Leading in to a question about humor on Tyson’s show, Jarvis said he was honored to be on the show and that he was being honest about it because Tyson was already at the event and so Jarvis didn’t have to suck up to him.

“That means that everything else you said up till now is not,” Tyson responded. And the crowd laughed.”

Talking about how he felt about comedians or other artists using science in their performances, he said, “I don’t invest emotion in what artists do. What I do is applaud the fact that there are artists of all kinds – musicians, actors, comedians – that have found the moving frontier of science as legitimate sources of their inspirational muse. That, I think is something to celebrate.”

Asserting that he is not given to bandying his opinions about, Tyson described how Republican presidential candidate Ben Carson described evolution as a fairy tale.

“So this is a not particularly particularly literate scientific posture,” he said. “So do I get angry with him? He is representing voters in a free society. People can vote for whoever they want. [If] they vote for someone who thinks evolution is a fairy tale, that is their right and it is their privilege.

“As an educator, I will alert the electorate that if you want to think that evolution is a fairy tale, that has consequences to the economic health of the nation in which you live – because innovations in science and technology are the engines of tomorrow’s economy. If you want to accept it as your religion, that’s fine. But you swap it into your science class and you’re undermining the role that science plays in the … security, health and wealth of the nation.”

Tyson said all he did was give information in an if-then format: “If you do this, this will happen. It’s not do this because I say so. Don’t do anything because I say so. That’s cult-building!”

Asked about a prevalent view among Republicans that climate change was not happening, Tyson said people had been taught science as a subject and not for what it was – a way of questioning nature.

“There needs to be classes on what science is, and how and why it works. Then you are inoculated against throwing a snowball in Congress if that’s how you were trained to think about the natural world,” he said.

Tyson pointed out that unscientific views were not a Republican preserve. He described how many people who railed against vaccinations, went for untested alternative therapies and rejected modern medicine and objected to genetically modified food were left-leaning.
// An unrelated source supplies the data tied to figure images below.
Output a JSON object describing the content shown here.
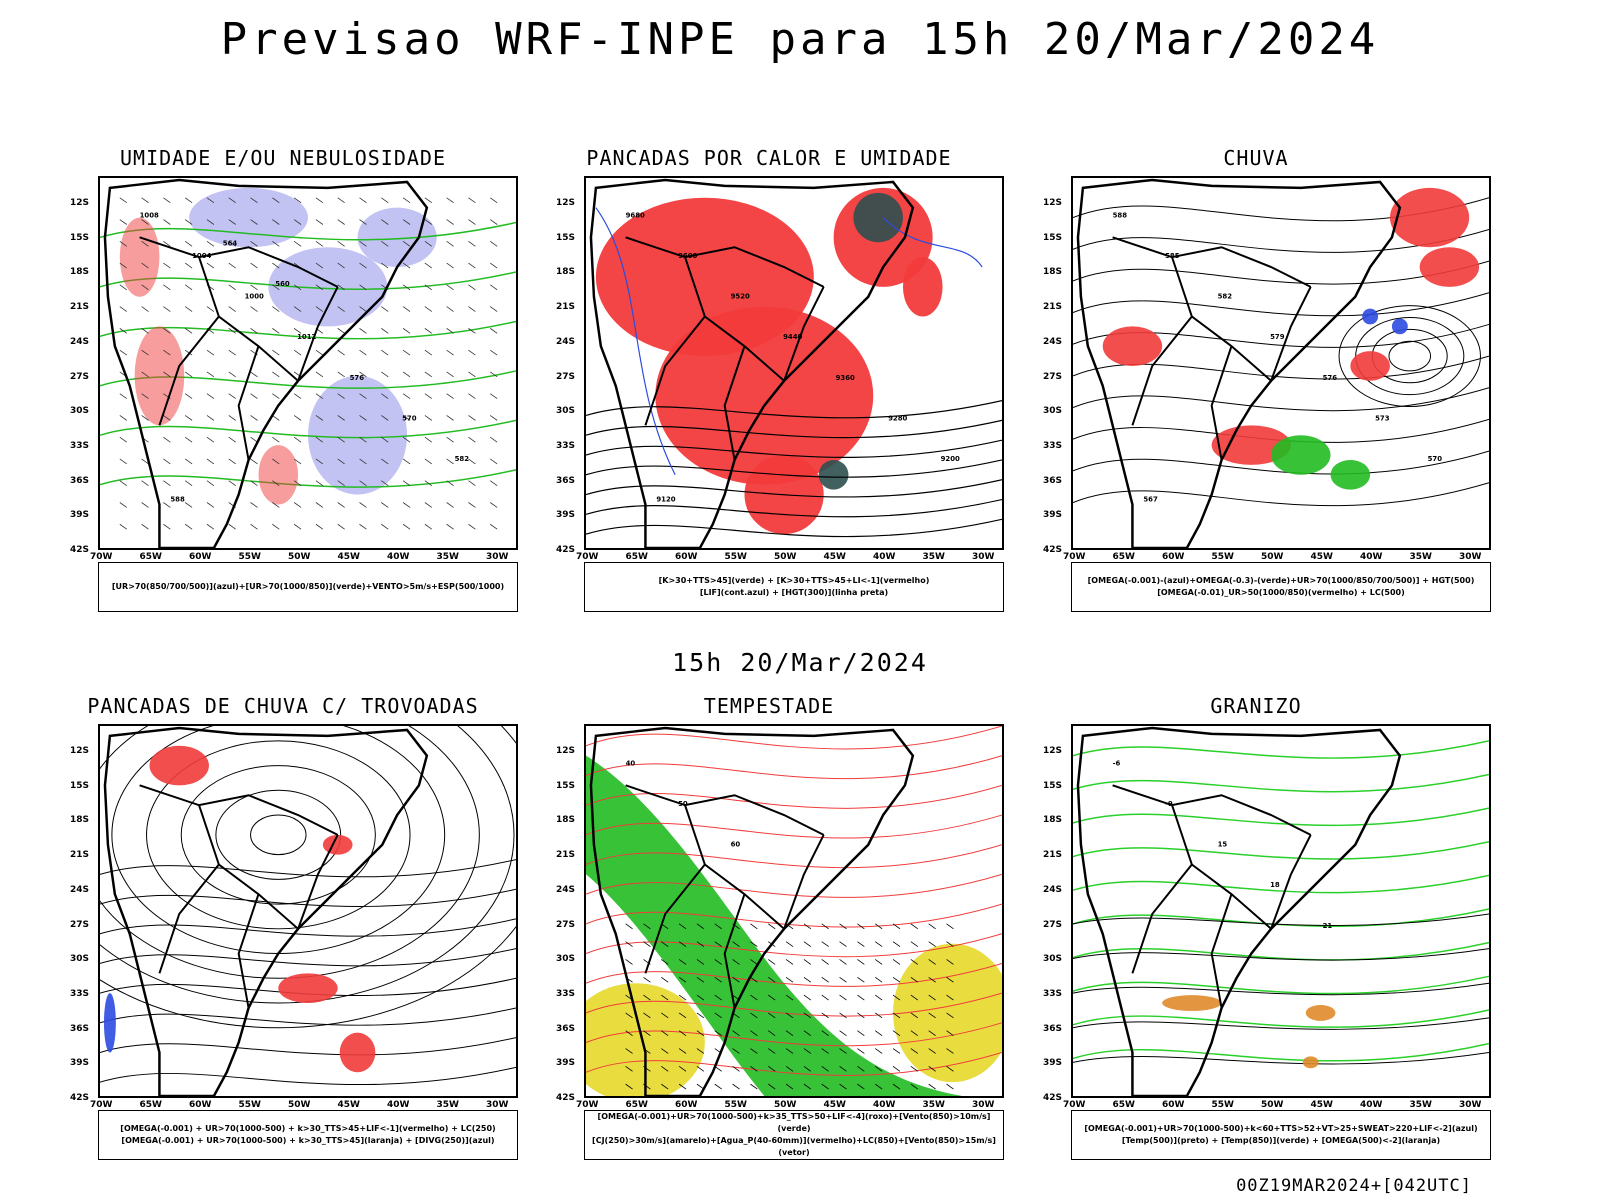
{
  "page": {
    "title": "Previsao WRF-INPE  para 15h 20/Mar/2024",
    "subtitle": "15h 20/Mar/2024",
    "footer": "00Z19MAR2024+[042UTC]"
  },
  "axes": {
    "lat_labels": [
      "12S",
      "15S",
      "18S",
      "21S",
      "24S",
      "27S",
      "30S",
      "33S",
      "36S",
      "39S",
      "42S"
    ],
    "lon_labels": [
      "70W",
      "65W",
      "60W",
      "55W",
      "50W",
      "45W",
      "40W",
      "35W",
      "30W"
    ]
  },
  "panels": [
    {
      "title": "UMIDADE E/OU NEBULOSIDADE",
      "legend": [
        "[UR>70(850/700/500)](azul)+[UR>70(1000/850)](verde)+VENTO>5m/s+ESP(500/1000)"
      ],
      "contour_labels": [
        "1008",
        "1004",
        "1000",
        "1012",
        "576",
        "570",
        "582",
        "588",
        "564",
        "560"
      ]
    },
    {
      "title": "PANCADAS POR CALOR E UMIDADE",
      "legend": [
        "[K>30+TTS>45](verde) + [K>30+TTS>45+LI<-1](vermelho)",
        "[LIF](cont.azul) + [HGT(300)](linha preta)"
      ],
      "contour_labels": [
        "9680",
        "9600",
        "9520",
        "9440",
        "9360",
        "9280",
        "9200",
        "9120"
      ]
    },
    {
      "title": "CHUVA",
      "legend": [
        "[OMEGA(-0.001)-(azul)+OMEGA(-0.3)-(verde)+UR>70(1000/850/700/500)] + HGT(500)",
        "[OMEGA(-0.01)_UR>50(1000/850)(vermelho) + LC(500)"
      ],
      "contour_labels": [
        "588",
        "585",
        "582",
        "579",
        "576",
        "573",
        "570",
        "567"
      ]
    },
    {
      "title": "PANCADAS DE CHUVA C/ TROVOADAS",
      "legend": [
        "[OMEGA(-0.001) + UR>70(1000-500) + k>30_TTS>45+LIF<-1](vermelho) + LC(250)",
        "[OMEGA(-0.001) + UR>70(1000-500) + k>30_TTS>45](laranja) + [DIVG(250)](azul)"
      ],
      "contour_labels": []
    },
    {
      "title": "TEMPESTADE",
      "legend": [
        "[OMEGA(-0.001)+UR>70(1000-500)+k>35_TTS>50+LIF<-4](roxo)+[Vento(850)>10m/s](verde)",
        "[CJ(250)>30m/s](amarelo)+[Agua_P(40-60mm)](vermelho)+LC(850)+[Vento(850)>15m/s](vetor)"
      ],
      "contour_labels": [
        "40",
        "50",
        "60"
      ]
    },
    {
      "title": "GRANIZO",
      "legend": [
        "[OMEGA(-0.001)+UR>70(1000-500)+k<60+TTS>52+VT>25+SWEAT>220+LIF<-2](azul)",
        "[Temp(500)](preto) + [Temp(850)](verde) + [OMEGA(500)<-2](laranja)"
      ],
      "contour_labels": [
        "-6",
        "-9",
        "15",
        "18",
        "21"
      ]
    }
  ],
  "colors": {
    "red": "#f23b3b",
    "green": "#22bb22",
    "blue": "#2b4be0",
    "lavender": "#b4b4f0",
    "darkteal": "#2f4f4f",
    "yellow": "#e6d82a",
    "orange": "#e08a2a",
    "brightgreen": "#2ad02a"
  }
}
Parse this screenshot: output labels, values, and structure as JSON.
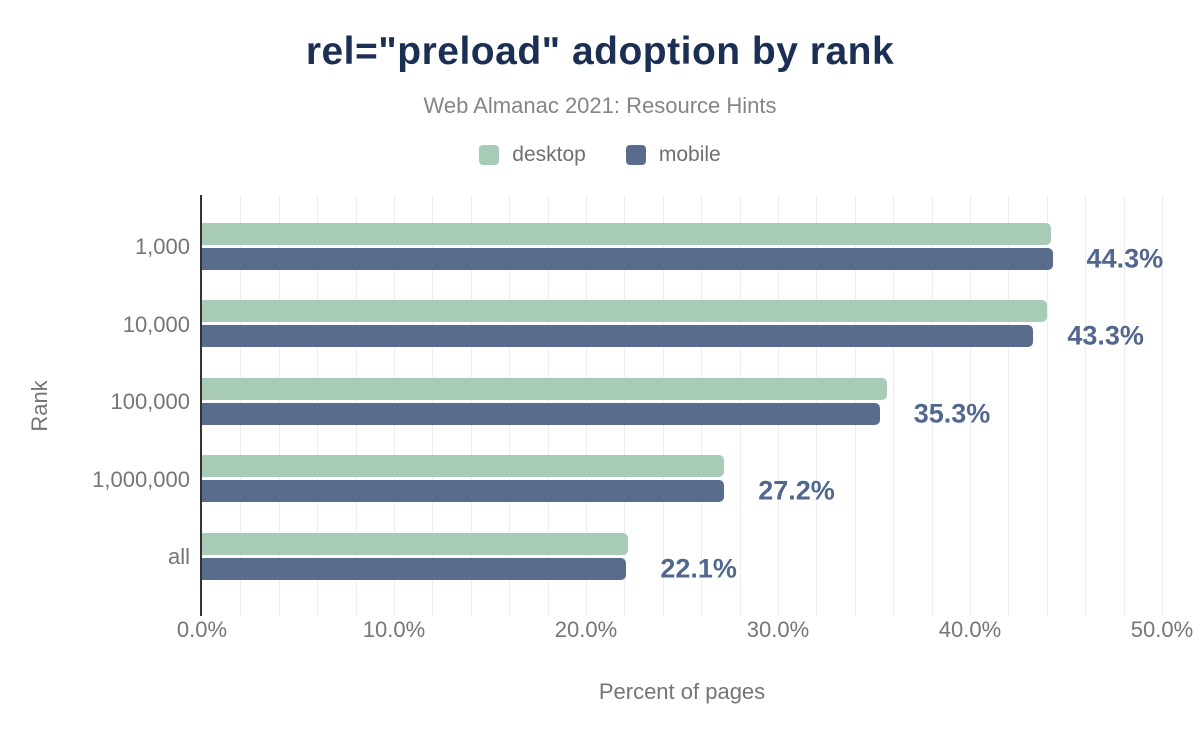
{
  "chart_data": {
    "type": "bar",
    "orientation": "horizontal",
    "title": "rel=\"preload\" adoption by rank",
    "subtitle": "Web Almanac 2021: Resource Hints",
    "xlabel": "Percent of pages",
    "ylabel": "Rank",
    "categories": [
      "1,000",
      "10,000",
      "100,000",
      "1,000,000",
      "all"
    ],
    "series": [
      {
        "name": "desktop",
        "color": "#a8cbb8",
        "values": [
          44.2,
          44.0,
          35.7,
          27.2,
          22.2
        ]
      },
      {
        "name": "mobile",
        "color": "#5a6c8c",
        "values": [
          44.3,
          43.3,
          35.3,
          27.2,
          22.1
        ]
      }
    ],
    "value_labels": {
      "series": "mobile",
      "labels": [
        "44.3%",
        "43.3%",
        "35.3%",
        "27.2%",
        "22.1%"
      ],
      "color": "#52678e"
    },
    "xlim": [
      0,
      50
    ],
    "x_ticks": [
      {
        "value": 0,
        "label": "0.0%"
      },
      {
        "value": 10,
        "label": "10.0%"
      },
      {
        "value": 20,
        "label": "20.0%"
      },
      {
        "value": 30,
        "label": "30.0%"
      },
      {
        "value": 40,
        "label": "40.0%"
      },
      {
        "value": 50,
        "label": "50.0%"
      }
    ],
    "grid": {
      "step": 2,
      "color": "#ededed",
      "on": true
    },
    "legend": {
      "position": "top",
      "entries": [
        {
          "label": "desktop",
          "color": "#a8cbb8"
        },
        {
          "label": "mobile",
          "color": "#5a6c8c"
        }
      ]
    }
  },
  "colors": {
    "title": "#1b2e54",
    "subtitle": "#858585",
    "legend_text": "#6f6f6f",
    "axis_text": "#757575",
    "axis_line": "#333333",
    "grid": "#ededed",
    "value_label": "#52678e",
    "background": "#ffffff"
  }
}
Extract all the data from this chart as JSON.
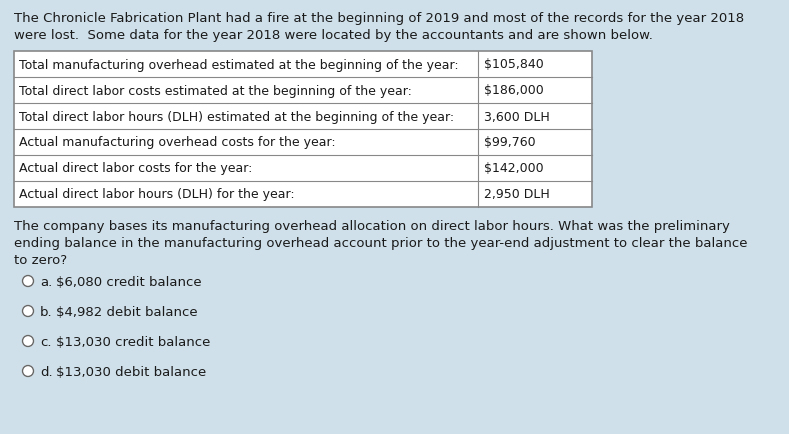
{
  "background_color": "#cfe0ea",
  "intro_text_line1": "The Chronicle Fabrication Plant had a fire at the beginning of 2019 and most of the records for the year 2018",
  "intro_text_line2": "were lost.  Some data for the year 2018 were located by the accountants and are shown below.",
  "table_rows": [
    [
      "Total manufacturing overhead estimated at the beginning of the year:",
      "$105,840"
    ],
    [
      "Total direct labor costs estimated at the beginning of the year:",
      "$186,000"
    ],
    [
      "Total direct labor hours (DLH) estimated at the beginning of the year:",
      "3,600 DLH"
    ],
    [
      "Actual manufacturing overhead costs for the year:",
      "$99,760"
    ],
    [
      "Actual direct labor costs for the year:",
      "$142,000"
    ],
    [
      "Actual direct labor hours (DLH) for the year:",
      "2,950 DLH"
    ]
  ],
  "question_text_line1": "The company bases its manufacturing overhead allocation on direct labor hours. What was the preliminary",
  "question_text_line2": "ending balance in the manufacturing overhead account prior to the year-end adjustment to clear the balance",
  "question_text_line3": "to zero?",
  "choices": [
    "$6,080 credit balance",
    "$4,982 debit balance",
    "$13,030 credit balance",
    "$13,030 debit balance"
  ],
  "choice_labels": [
    "a.",
    "b.",
    "c.",
    "d."
  ],
  "text_color": "#1a1a1a",
  "table_border_color": "#888888",
  "table_bg": "#ffffff",
  "font_size_intro": 9.5,
  "font_size_table": 9.0,
  "font_size_question": 9.5,
  "font_size_choices": 9.5
}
“When I hear left [leaning] people speaking of Republicans being anti-science and I go down the list of things that are squarely in the portfolio of left-leaning people, I’m not choosing sides with you,” he said.

Tyson spoke of the disquiet caused in the left-leaning people – a group that usually tended to support him – when he pronounced that “everything in the grocery store’s been genetically modified. If you’re worried about genetically modified food, do not shop in any grocery store anywhere. There are no fields of seedless watermelons growing anywhere. There are no herds of milk cows wandering {around in the wild] These are genetically engineered organisms. And we’ve been doing it since the dawn of civilization.”

He spoke of the reaction and then suddenly collected himself saying, “I’m screaming at everybody here. I’m sorry.” He took a few deep breaths and the audience laughed.

The final question was about whether aliens may have come over to Earth.

Tyson described how it was possibly unlikely for two species that achieved interstellar communication to come to similar maturity at the same time. He pointed out how unequal things were intellectually between chimps and humans, who had less than a two per cent difference in DNA.

“If aliens came and they had only that much more intelligence than us … they could enslave the entire earth all and we wouldn’t even know it.” Tyson nodded significantly as the people before him laughed, some a trifle nervously. “Maybe that’s already happened…” – and the audience broke out into loud laughter – “and we’re living our lives as though we’re expressing the free will of the human species, yet we’re nothing more than an ant farm on their shelf.”